Czech Science Foundation, standard project 14-22426S (2014 – 2016).

In this project, we propose preparation of a multifunctional capillary device based on organic polymer monoliths. We propose spatially constrained surface modification of prepared monolithic columns to integrate sample focusing, separation, and on-column electrochemical detection. The surface grafting will be used to prepare segments with different polarity and chemistry. Monolithic surface will be also modified with polymers responding to external stimuli (e.g. temperature) to prepare so-called smart stationary phases. An electrochemical detector will be directly incorporated into the porous structure of monolithic column, either by embedding the microelectrodes at the end of the capillary column or by preparation of desired electrodes via formation of porous metal surfaces with the use of electroless deposition techniques. We propose the application of the developed device in direct analysis of neurotransmitters as well as comprehensive online coupling with microdialysis sampling in pharmacology, drug delivery, drug kinetics, and tissue metabolism studies.
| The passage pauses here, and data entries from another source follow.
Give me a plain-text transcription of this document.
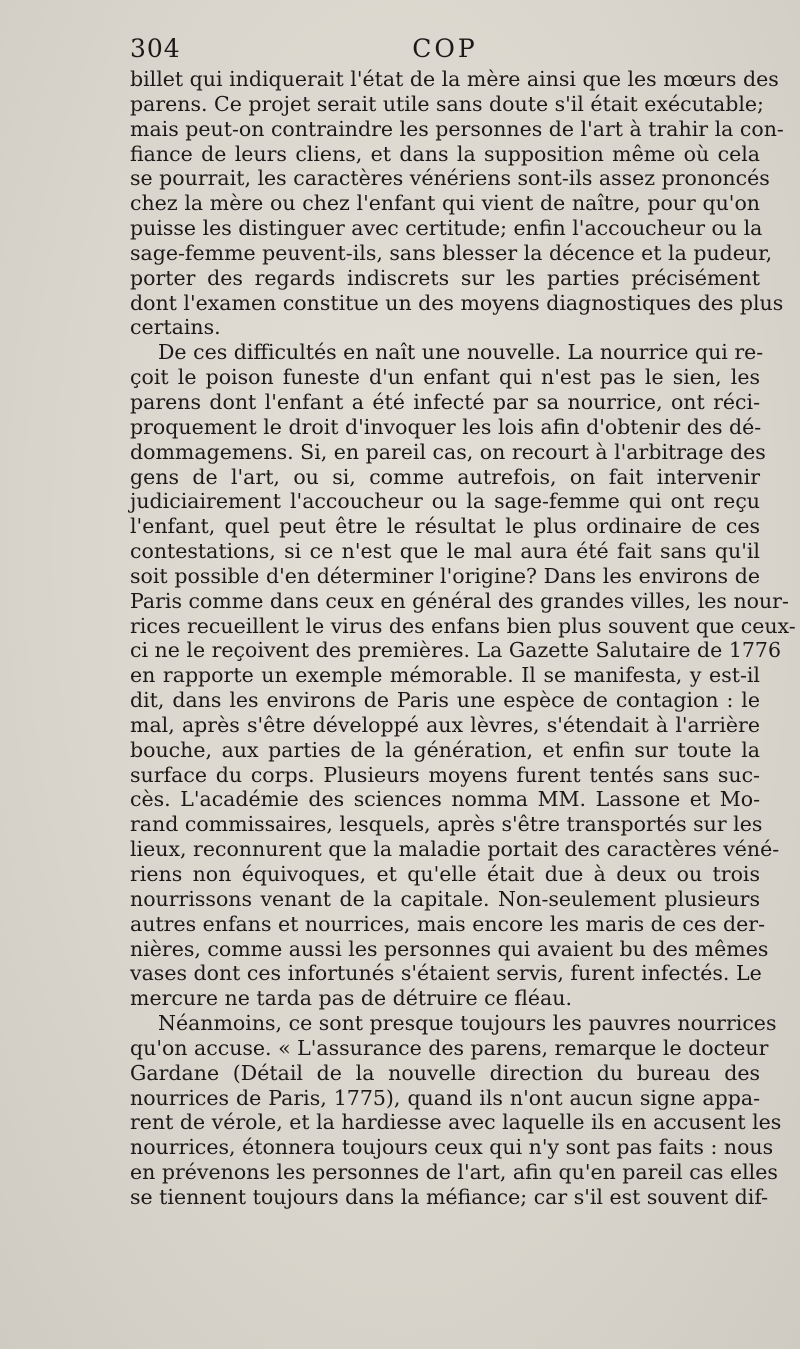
304	COP
billet qui indiquerait l'état de la mère ainsi que les mœurs des
parens. Ce projet serait utile sans doute s'il était exécutable;
mais peut-on contraindre les personnes de l'art à trahir la con-
fiance de leurs cliens, et dans la supposition même où cela
se pourrait, les caractères vénériens sont-ils assez prononcés
chez la mère ou chez l'enfant qui vient de naître, pour qu'on
puisse les distinguer avec certitude; enfin l'accoucheur ou la
sage-femme peuvent-ils, sans blesser la décence et la pudeur,
porter des regards indiscrets sur les parties précisément
dont l'examen constitue un des moyens diagnostiques des plus
certains.
De ces difficultés en naît une nouvelle. La nourrice qui re-
çoit le poison funeste d'un enfant qui n'est pas le sien, les
parens dont l'enfant a été infecté par sa nourrice, ont réci-
proquement le droit d'invoquer les lois afin d'obtenir des dé-
dommagemens. Si, en pareil cas, on recourt à l'arbitrage des
gens de l'art, ou si, comme autrefois, on fait intervenir
judiciairement l'accoucheur ou la sage-femme qui ont reçu
l'enfant, quel peut être le résultat le plus ordinaire de ces
contestations, si ce n'est que le mal aura été fait sans qu'il
soit possible d'en déterminer l'origine? Dans les environs de
Paris comme dans ceux en général des grandes villes, les nour-
rices recueillent le virus des enfans bien plus souvent que ceux-
ci ne le reçoivent des premières. La Gazette Salutaire de 1776
en rapporte un exemple mémorable. Il se manifesta, y est-il
dit, dans les environs de Paris une espèce de contagion : le
mal, après s'être développé aux lèvres, s'étendait à l'arrière
bouche, aux parties de la génération, et enfin sur toute la
surface du corps. Plusieurs moyens furent tentés sans suc-
cès. L'académie des sciences nomma MM. Lassone et Mo-
rand commissaires, lesquels, après s'être transportés sur les
lieux, reconnurent que la maladie portait des caractères véné-
riens non équivoques, et qu'elle était due à deux ou trois
nourrissons venant de la capitale. Non-seulement plusieurs
autres enfans et nourrices, mais encore les maris de ces der-
nières, comme aussi les personnes qui avaient bu des mêmes
vases dont ces infortunés s'étaient servis, furent infectés. Le
mercure ne tarda pas de détruire ce fléau.
Néanmoins, ce sont presque toujours les pauvres nourrices
qu'on accuse. « L'assurance des parens, remarque le docteur
Gardane (Détail de la nouvelle direction du bureau des
nourrices de Paris, 1775), quand ils n'ont aucun signe appa-
rent de vérole, et la hardiesse avec laquelle ils en accusent les
nourrices, étonnera toujours ceux qui n'y sont pas faits : nous
en prévenons les personnes de l'art, afin qu'en pareil cas elles
se tiennent toujours dans la méfiance; car s'il est souvent dif-
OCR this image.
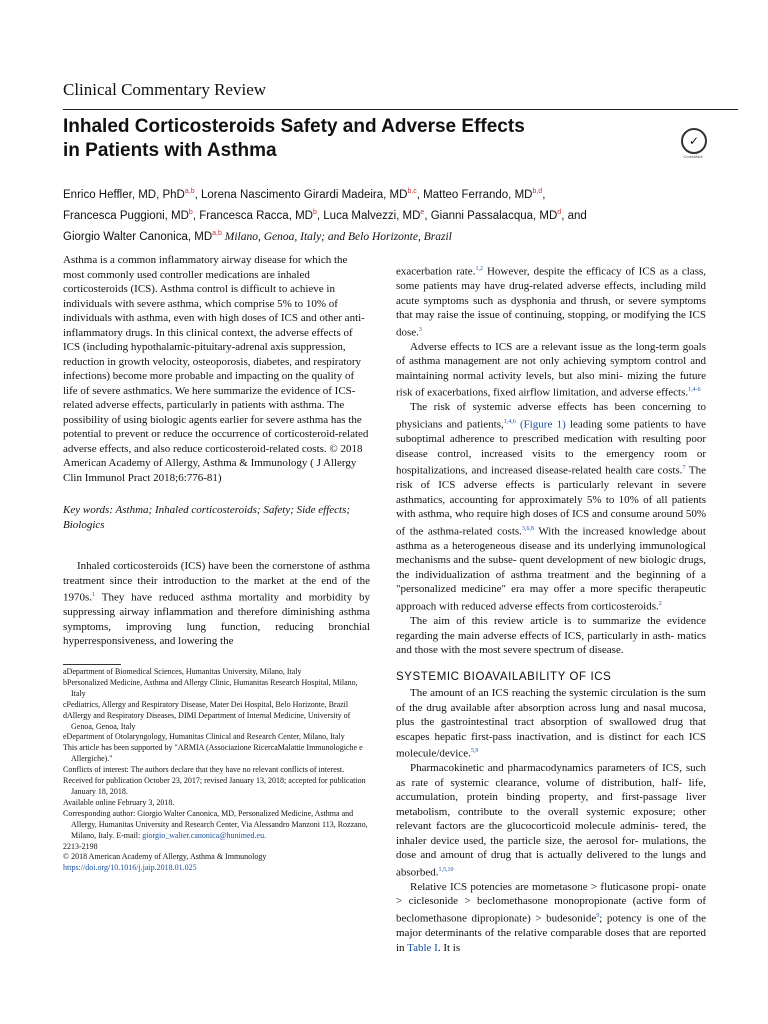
Clinical Commentary Review
Inhaled Corticosteroids Safety and Adverse Effects
in Patients with Asthma	✓
CrossMark
Enrico Heffler, MD, PhD$^{a,b}$, Lorena Nascimento Girardi Madeira, MD$^{b,c}$, Matteo Ferrando, MD$^{b,d}$,
Francesca Puggioni, $MD^b$, Francesca Racca, $MD^b$, Luca Malvezzi, MDe, Gianni Passalacqua, $MD^d$, and
Giorgio Walter Canonica, MD$^{a,b}$ Milano, Genoa, Italy; and Belo Horizonte, Brazil

Asthma is a common inflammatory airway disease for which the most commonly used controller medications are inhaled corticosteroids (ICS). Asthma control is difficult to achieve in individuals with severe asthma, which comprise 5% to 10% of individuals with asthma, even with high doses of ICS and other anti-inflammatory drugs. In this clinical context, the adverse effects of ICS (including hypothalamic-pituitary-adrenal axis suppression, reduction in growth velocity, osteoporosis, diabetes, and respiratory infections) become more probable and impacting on the quality of life of severe asthmatics. We here summarize the evidence of ICS-related adverse effects, particularly in patients with asthma. The possibility of using biologic agents earlier for severe asthma has the potential to prevent or reduce the occurrence of corticosteroid-related adverse effects, and also reduce corticosteroid-related costs. © 2018 American Academy of Allergy, Asthma & Immunology ( J Allergy Clin Immunol Pract 2018;6:776-81)

Key words: Asthma; Inhaled corticosteroids; Safety; Side effects; Biologics

Inhaled corticosteroids (ICS) have been the cornerstone of asthma treatment since their introduction to the market at the end of the 1970s.$^1$ They have reduced asthma mortality and morbidity by suppressing airway inflammation and therefore diminishing asthma symptoms, improving lung function, reducing bronchial hyperresponsiveness, and lowering the

aDepartment of Biomedical Sciences, Humanitas University, Milano, Italy
bPersonalized Medicine, Asthma and Allergy Clinic, Humanitas Research Hospital, Milano, Italy
cPediatrics, Allergy and Respiratory Disease, Mater Dei Hospital, Belo Horizonte, Brazil
dAllergy and Respiratory Diseases, DIMI Department of Internal Medicine, University of Genoa, Genoa, Italy
eDepartment of Otolaryngology, Humanitas Clinical and Research Center, Milano, Italy
This article has been supported by "ARMIA (Associazione RicercaMalattie Immunologiche e Allergiche)."
Conflicts of interest: The authors declare that they have no relevant conflicts of interest.
Received for publication October 23, 2017; revised January 13, 2018; accepted for publication January 18, 2018.
Available online February 3, 2018.
Corresponding author: Giorgio Walter Canonica, MD, Personalized Medicine, Asthma and Allergy, Humanitas University and Research Center, Via Alessandro Manzoni 113, Rozzano, Milano, Italy. E-mail: giorgio_walter.canonica@hunimed.eu.
2213-2198
© 2018 American Academy of Allergy, Asthma & Immunology
https://doi.org/10.1016/j.jaip.2018.01.025

exacerbation rate.$^{1,2}$ However, despite the efficacy of ICS as a class, some patients may have drug-related adverse effects, including mild acute symptoms such as dysphonia and thrush, or severe symptoms that may raise the issue of continuing, stopping, or modifying the ICS dose.$^3$

Adverse effects to ICS are a relevant issue as the long-term goals of asthma management are not only achieving symptom control and maintaining normal activity levels, but also mini- mizing the future risk of exacerbations, fixed airflow limitation, and adverse effects.$^{1,4-6}$

The risk of systemic adverse effects has been concerning to physicians and patients,$^{1,4,6}$ (Figure 1) leading some patients to have suboptimal adherence to prescribed medication with resulting poor disease control, increased visits to the emergency room or hospitalizations, and increased disease-related health care costs.$^7$ The risk of ICS adverse effects is particularly relevant in severe asthmatics, accounting for approximately 5% to 10% of all patients with asthma, who require high doses of ICS and consume around 50% of the asthma-related costs.$^{3,6,8}$ With the increased knowledge about asthma as a heterogeneous disease and its underlying immunological mechanisms and the subse- quent development of new biologic drugs, the individualization of asthma treatment and the beginning of a "personalized medicine" era may offer a more specific therapeutic approach with reduced adverse effects from corticosteroids.$^2$

The aim of this review article is to summarize the evidence regarding the main adverse effects of ICS, particularly in asth- matics and those with the most severe spectrum of disease.

SYSTEMIC BIOAVAILABILITY OF ICS

The amount of an ICS reaching the systemic circulation is the sum of the drug available after absorption across lung and nasal mucosa, plus the gastrointestinal tract absorption of swallowed drug that escapes hepatic first-pass inactivation, and is distinct for each ICS molecule/device.$^{5,9}$

Pharmacokinetic and pharmacodynamics parameters of ICS, such as rate of systemic clearance, volume of distribution, half- life, accumulation, protein binding property, and first-passage liver metabolism, contribute to the overall systemic exposure; other relevant factors are the glucocorticoid molecule adminis- tered, the inhaler device used, the particle size, the aerosol for- mulations, the dose and amount of drug that is actually delivered to the lungs and absorbed.$^{1,5,10}$

Relative ICS potencies are mometasone > fluticasone propi- onate > ciclesonide > beclomethasone monopropionate (active form of beclomethasone dipropionate) > budesonide$^9$; potency is one of the major determinants of the relative comparable doses that are reported in Table I. It is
Improving the performance of hypercrosslinked monolithic stationary phases and their application in separations of polar compounds

Czech Science Foundation, postdoctoral project P206/12/P049 (2012 – 2014).

The aim of this project is to prepare and optimize hypercrosslinked poly(styrene-vinylbenzylchloride-divinylbenzene) monolithic stationary phases. The internal structure of hypercrosslinked monoliths with relatively thin hypercrosslinked layer on the pore surface evokes the structure of superficially porous particles. The optimization of this porous layer can bring the properties of hypercrosslinked monoliths near the properties of currently available highly efficient columns packed with superficially porous particles. The tailored chemical modification of the reactive groups located at the pore surface is additionally proposed. This modification should enable the formation of libraries of new types of stationary phases that can be prepared from just a single optimized generic monolithic structure. The project proposes the preparation of stationary phases with functionalities suitable for hydrophilic interaction liquid chromatography. The results gained will provide the separation of complex samples containing polar compounds, such as drugs, metabolites, and other natural compounds.